Auf der Jahreshauptversammlung des Verbandes wurde ebenso ein erster Teil eines Gutachtens über den „Ökonomischen Fußabdruck der PKV“ vorgestellt. Im Auftrag des Bundeswirtschaftsministeriums wird derzeit eine Analyse zur Gesundheitswirtschaftlichen Gesamtrechnung erarbeitet. Mit der Analyse, die spätestens im Sommer 2017 komplett veröffentlicht werden soll der Einfluss die Gesundheitswirtschaft auf die generelle wirtschaftliche Entwicklung in Deutschland verdeutlicht werden.

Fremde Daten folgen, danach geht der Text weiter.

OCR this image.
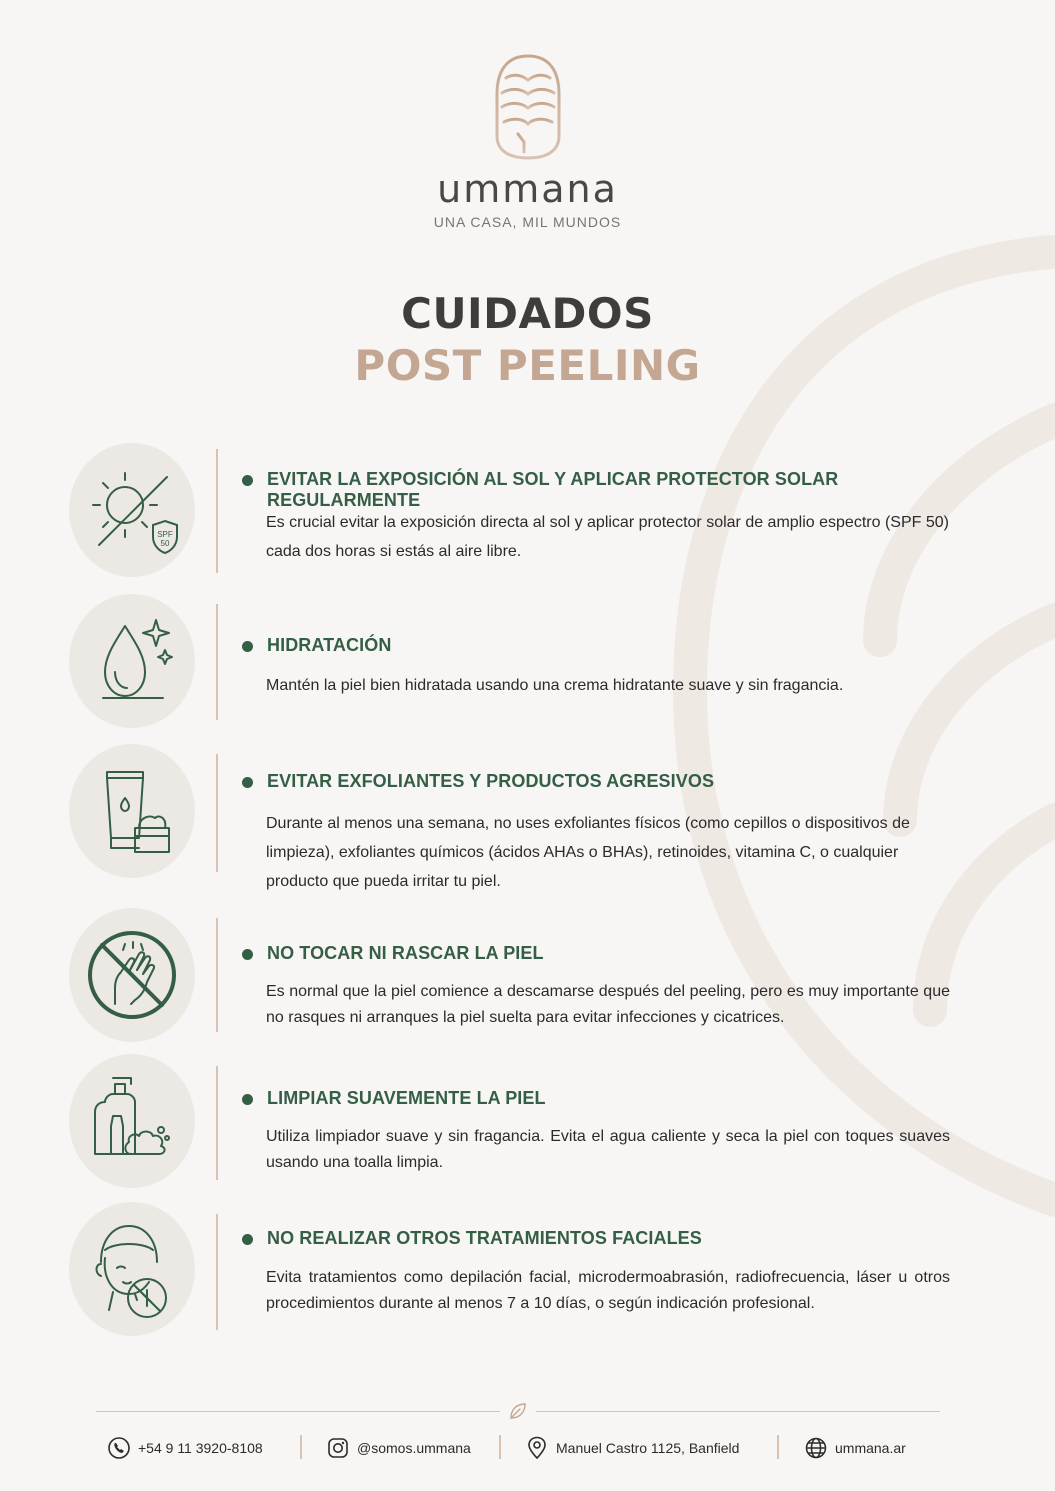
ummana
UNA CASA, MIL MUNDOS
CUIDADOS
POST PEELING
SPF
50
EVITAR LA EXPOSICIÓN AL SOL Y APLICAR PROTECTOR SOLAR REGULARMENTE
Es crucial evitar la exposición directa al sol y aplicar protector solar de amplio espectro (SPF 50) cada dos horas si estás al aire libre.
HIDRATACIÓN
Mantén la piel bien hidratada usando una crema hidratante suave y sin fragancia.
EVITAR EXFOLIANTES Y PRODUCTOS AGRESIVOS
Durante al menos una semana, no uses exfoliantes físicos (como cepillos o dispositivos de limpieza), exfoliantes químicos (ácidos AHAs o BHAs), retinoides, vitamina C, o cualquier producto que pueda irritar tu piel.
NO TOCAR NI RASCAR LA PIEL
Es normal que la piel comience a descamarse después del peeling, pero es muy importante que no rasques ni arranques la piel suelta para evitar infecciones y cicatrices.
LIMPIAR SUAVEMENTE LA PIEL
Utiliza limpiador suave y sin fragancia. Evita el agua caliente y seca la piel con toques suaves usando una toalla limpia.
NO REALIZAR OTROS TRATAMIENTOS FACIALES
Evita tratamientos como depilación facial, microdermoabrasión, radiofrecuencia, láser u otros procedimientos durante al menos 7 a 10 días, o según indicación profesional.
+54 9 11 3920-8108	@somos.ummana	Manuel Castro 1125, Banfield	ummana.ar
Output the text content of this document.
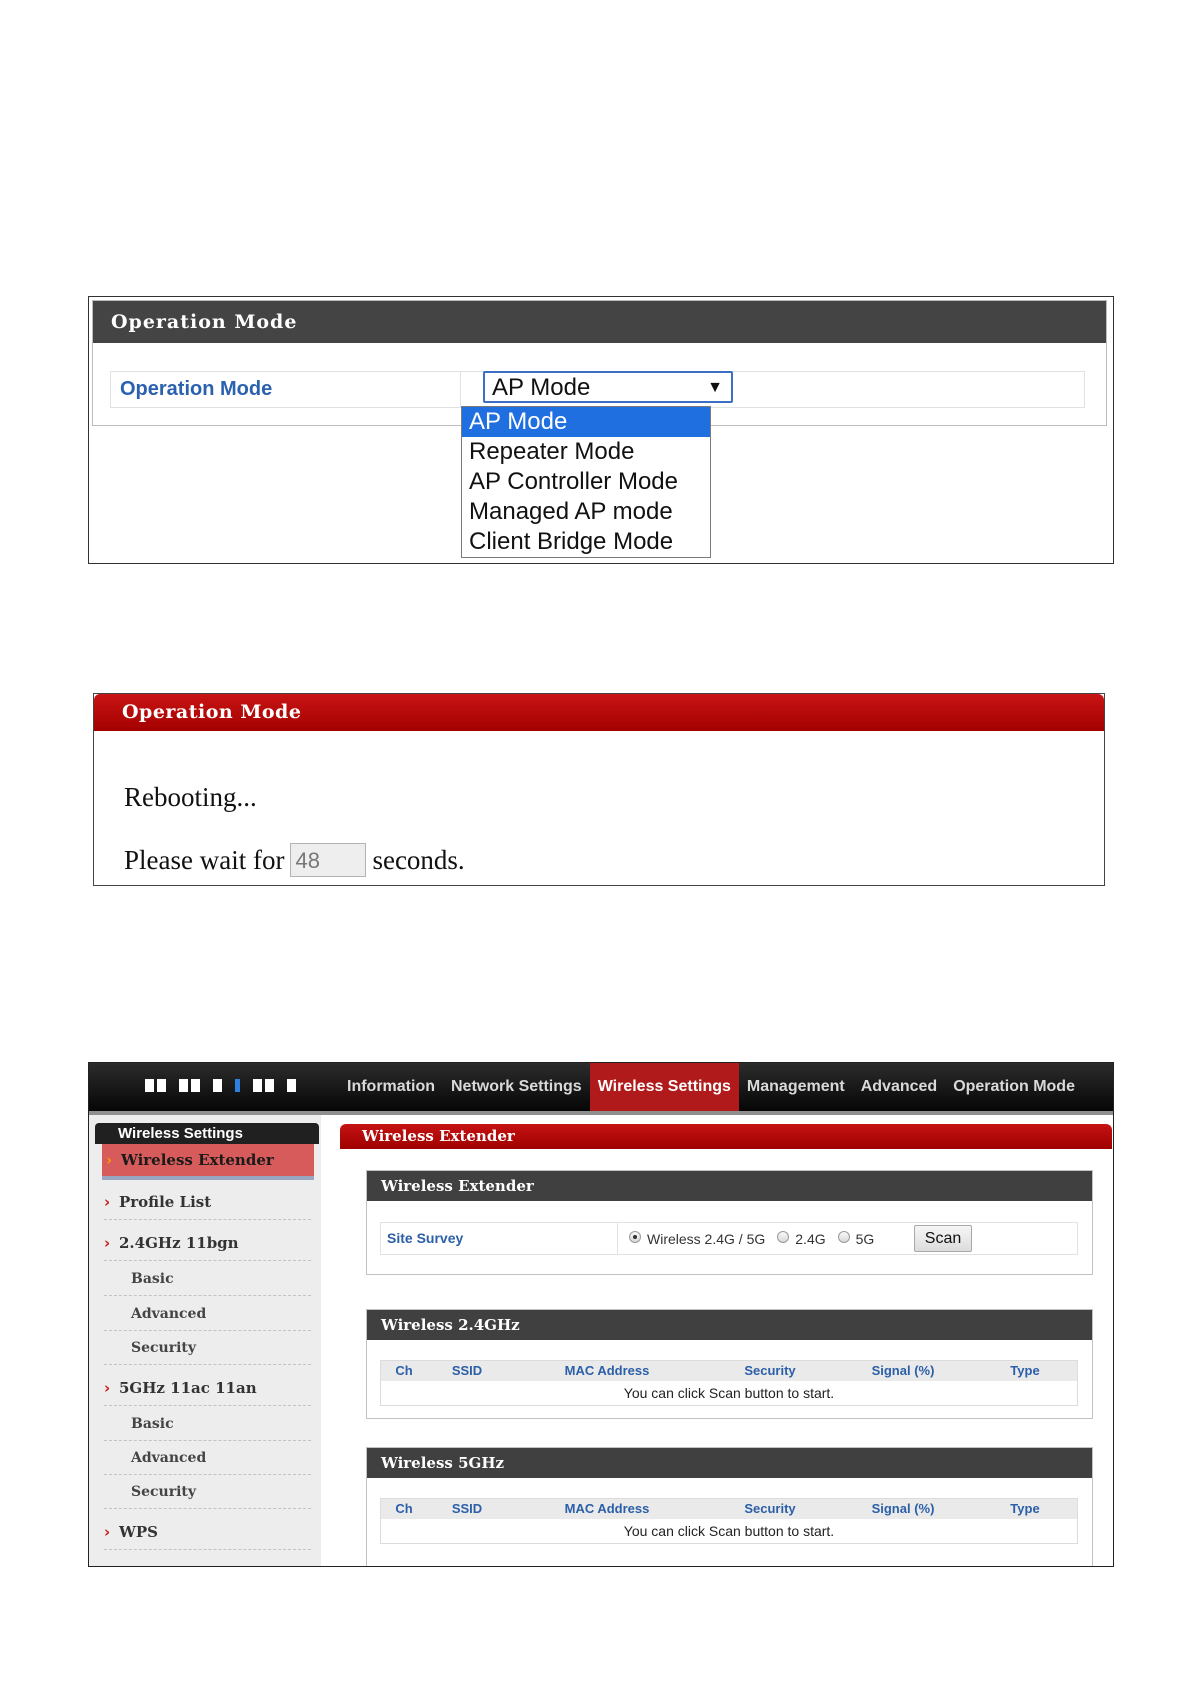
Operation Mode
Operation Mode	AP Mode	▼
AP Mode
Repeater Mode
AP Controller Mode
Managed AP mode
Client Bridge Mode
Operation Mode
Rebooting...
Please wait for 48	seconds.
Information	Network Settings	Wireless Settings	Management	Advanced	Operation Mode
Wireless Settings
› Wireless Extender
› Profile List
› 2.4GHz 11bgn
Basic
Advanced
Security
› 5GHz 11ac 11an
Basic
Advanced
Security
› WPS
Wireless Extender
Wireless Extender
Site Survey	Wireless 2.4G / 5G 2.4G 5G	Scan
Wireless 2.4GHz
Ch	SSID	MAC Address	Security	Signal (%)	Type
You can click Scan button to start.
Wireless 5GHz
Ch	SSID	MAC Address	Security	Signal (%)	Type
You can click Scan button to start.
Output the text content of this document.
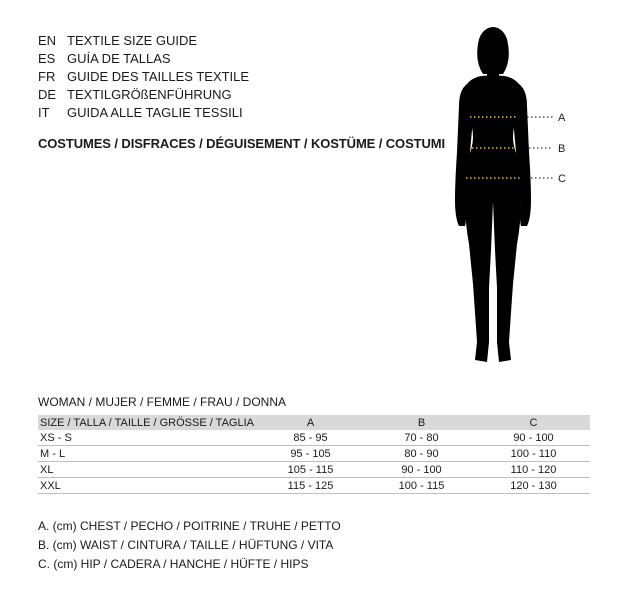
EN TEXTILE SIZE GUIDE
ES GUÍA DE TALLAS
FR GUIDE DES TAILLES TEXTILE
DE TEXTILGRÖßENFÜHRUNG
IT	GUIDA ALLE TAGLIE TESSILI
COSTUMES / DISFRACES / DÉGUISEMENT / KOSTÜME / COSTUMI
A
B
C
WOMAN / MUJER / FEMME / FRAU / DONNA
SIZE / TALLA / TAILLE / GRÖSSE / TAGLIA	A	B	C
XS - S	85 - 95	70 - 80	90 - 100
M - L	95 - 105	80 - 90	100 - 110
XL	105 - 115	90 - 100	110 - 120
XXL	115 - 125	100 - 115	120 - 130
A. (cm) CHEST / PECHO / POITRINE / TRUHE / PETTO
B. (cm) WAIST / CINTURA / TAILLE / HÜFTUNG / VITA
C. (cm) HIP / CADERA / HANCHE / HÜFTE / HIPS
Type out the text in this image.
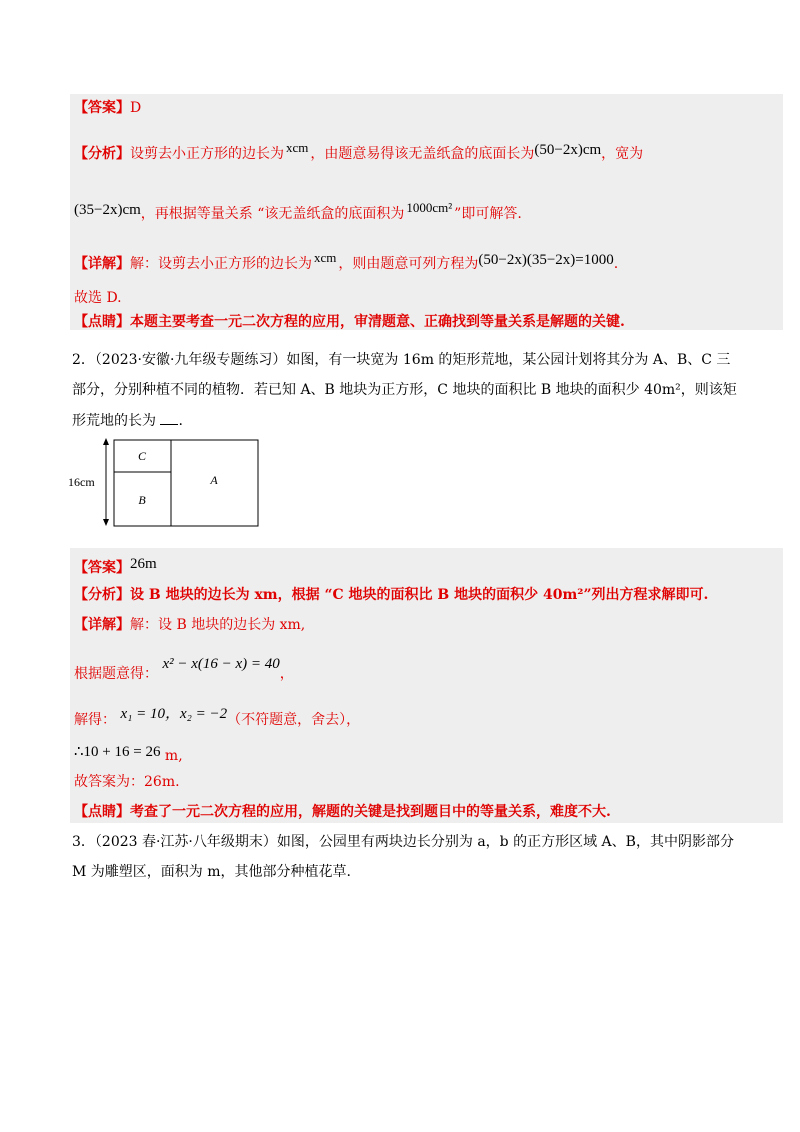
【答案】D
【分析】设剪去小正方形的边长为 xcm ，由题意易得该无盖纸盒的底面长为(50−2x)cm，宽为
(35−2x)cm，再根据等量关系 “该无盖纸盒的底面积为 1000cm² ”即可解答.
【详解】解：设剪去小正方形的边长为 xcm ，则由题意可列方程为(50−2x)(35−2x)=1000.
故选 D.
【点睛】本题主要考查一元二次方程的应用，审清题意、正确找到等量关系是解题的关键.
2．（2023·安徽·九年级专题练习）如图，有一块宽为 16m 的矩形荒地，某公园计划将其分为 A、B、C 三
部分，分别种植不同的植物．若已知 A、B 地块为正方形，C 地块的面积比 B 地块的面积少 40m²，则该矩
形荒地的长为 .
C
B
A
16cm
【答案】26m
【分析】设 B 地块的边长为 xm，根据 “C 地块的面积比 B 地块的面积少 40m²”列出方程求解即可.
【详解】解：设 B 地块的边长为 xm,
根据题意得： x² − x(16 − x) = 40，
解得： x₁ = 10，x₂ = −2（不符题意，舍去），
∴10 + 16 = 26 m,
故答案为：26m.
【点睛】考查了一元二次方程的应用，解题的关键是找到题目中的等量关系，难度不大.
3．（2023 春·江苏·八年级期末）如图，公园里有两块边长分别为 a，b 的正方形区域 A、B，其中阴影部分
M 为雕塑区，面积为 m，其他部分种植花草.
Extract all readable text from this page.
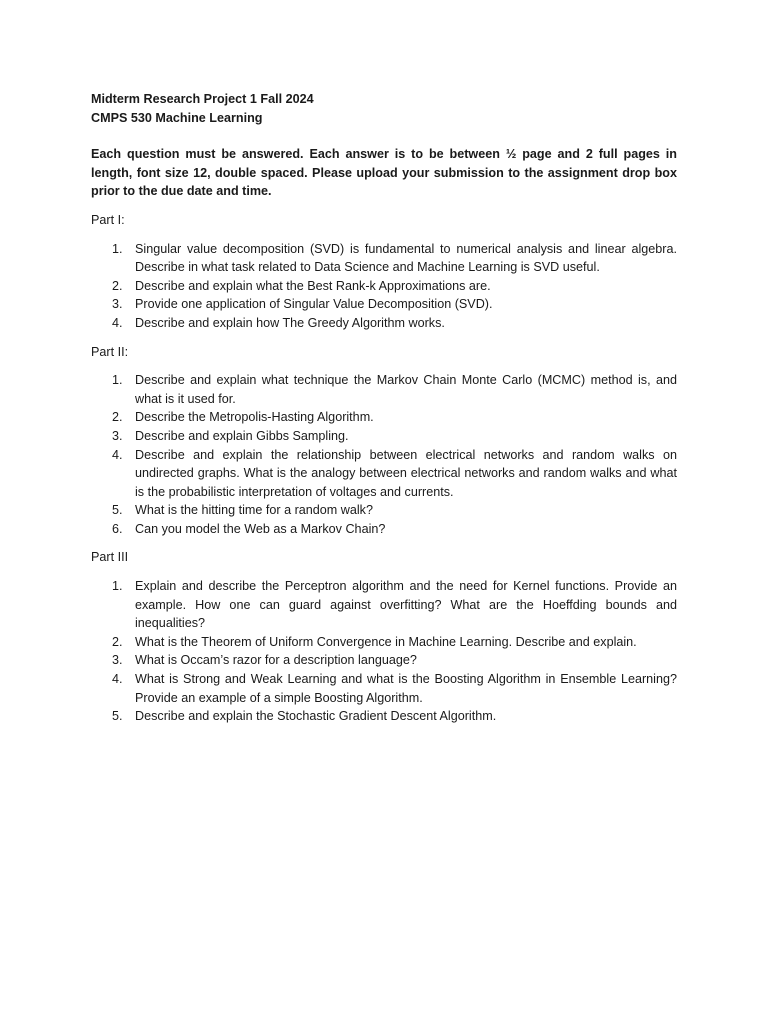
Midterm Research Project 1 Fall 2024

CMPS 530 Machine Learning

Each question must be answered. Each answer is to be between ½ page and 2 full pages in length, font size 12, double spaced. Please upload your submission to the assignment drop box prior to the due date and time.

Part I:

1. Singular value decomposition (SVD) is fundamental to numerical analysis and linear algebra. Describe in what task related to Data Science and Machine Learning is SVD useful.
2. Describe and explain what the Best Rank-k Approximations are.
3. Provide one application of Singular Value Decomposition (SVD).
4. Describe and explain how The Greedy Algorithm works.

Part II:

1. Describe and explain what technique the Markov Chain Monte Carlo (MCMC) method is, and what is it used for.
2. Describe the Metropolis-Hasting Algorithm.
3. Describe and explain Gibbs Sampling.
4. Describe and explain the relationship between electrical networks and random walks on undirected graphs. What is the analogy between electrical networks and random walks and what is the probabilistic interpretation of voltages and currents.
5. What is the hitting time for a random walk?
6. Can you model the Web as a Markov Chain?

Part III

1. Explain and describe the Perceptron algorithm and the need for Kernel functions. Provide an example. How one can guard against overfitting? What are the Hoeffding bounds and inequalities?
2. What is the Theorem of Uniform Convergence in Machine Learning. Describe and explain.
3. What is Occam’s razor for a description language?
4. What is Strong and Weak Learning and what is the Boosting Algorithm in Ensemble Learning? Provide an example of a simple Boosting Algorithm.
5. Describe and explain the Stochastic Gradient Descent Algorithm.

Nach ersten Berechnungen für die PKV-Unternehmen erwirtschaften sie eine Bruttowertschöpfung von 8,6 Milliarden Euro in Deutschland. Ebenso entstehen für jeden Arbeitsplatz in den PKV-Unternehmen 4,6 zusätzliche Arbeitsplätze in anderen Branchen. Zum Vergleich: Pro Arbeitsplatz in der Autoindustrie liegt dieser Wert bei 4,5, bei Pharmaunternehmen bei 2,5 und bei der Medizintechnikindustrie bei 1,2. Im Vergleich zu anderen Industriebereichen wirken sich diese Arbeitsplätze besonders auf die Branchen im Inland aus. Welchen Einfluss die PKV-Unternehmen als Finanzier von Gesundheitsleistungen haben, wird in einem weiteren Gutachten ermittelt, das im Herbst 2016 vorgestellt werden soll.

Auch in der Bevölkerung sei das duale Gesundheitssystem weiterhin hoch angesehen, berichtete Renate Köcher, Geschäftsführerin des Institutes für Demoskopie Allensbach. Für 93 Prozent der Menschen in Deutschland sei eine gute Gesundheitsversorgung der wichtigste Faktor für Lebensqualität in einem Land. In Deutschland seien die Bürger an einen hohen Standard des Gesundheitswesens gewöhnt, rund 80 Prozent der Bevölkerung sehen sich gut versorgt, unter Ärzten läge diese Zustimmung gar bei 90 Prozent, so Köcher.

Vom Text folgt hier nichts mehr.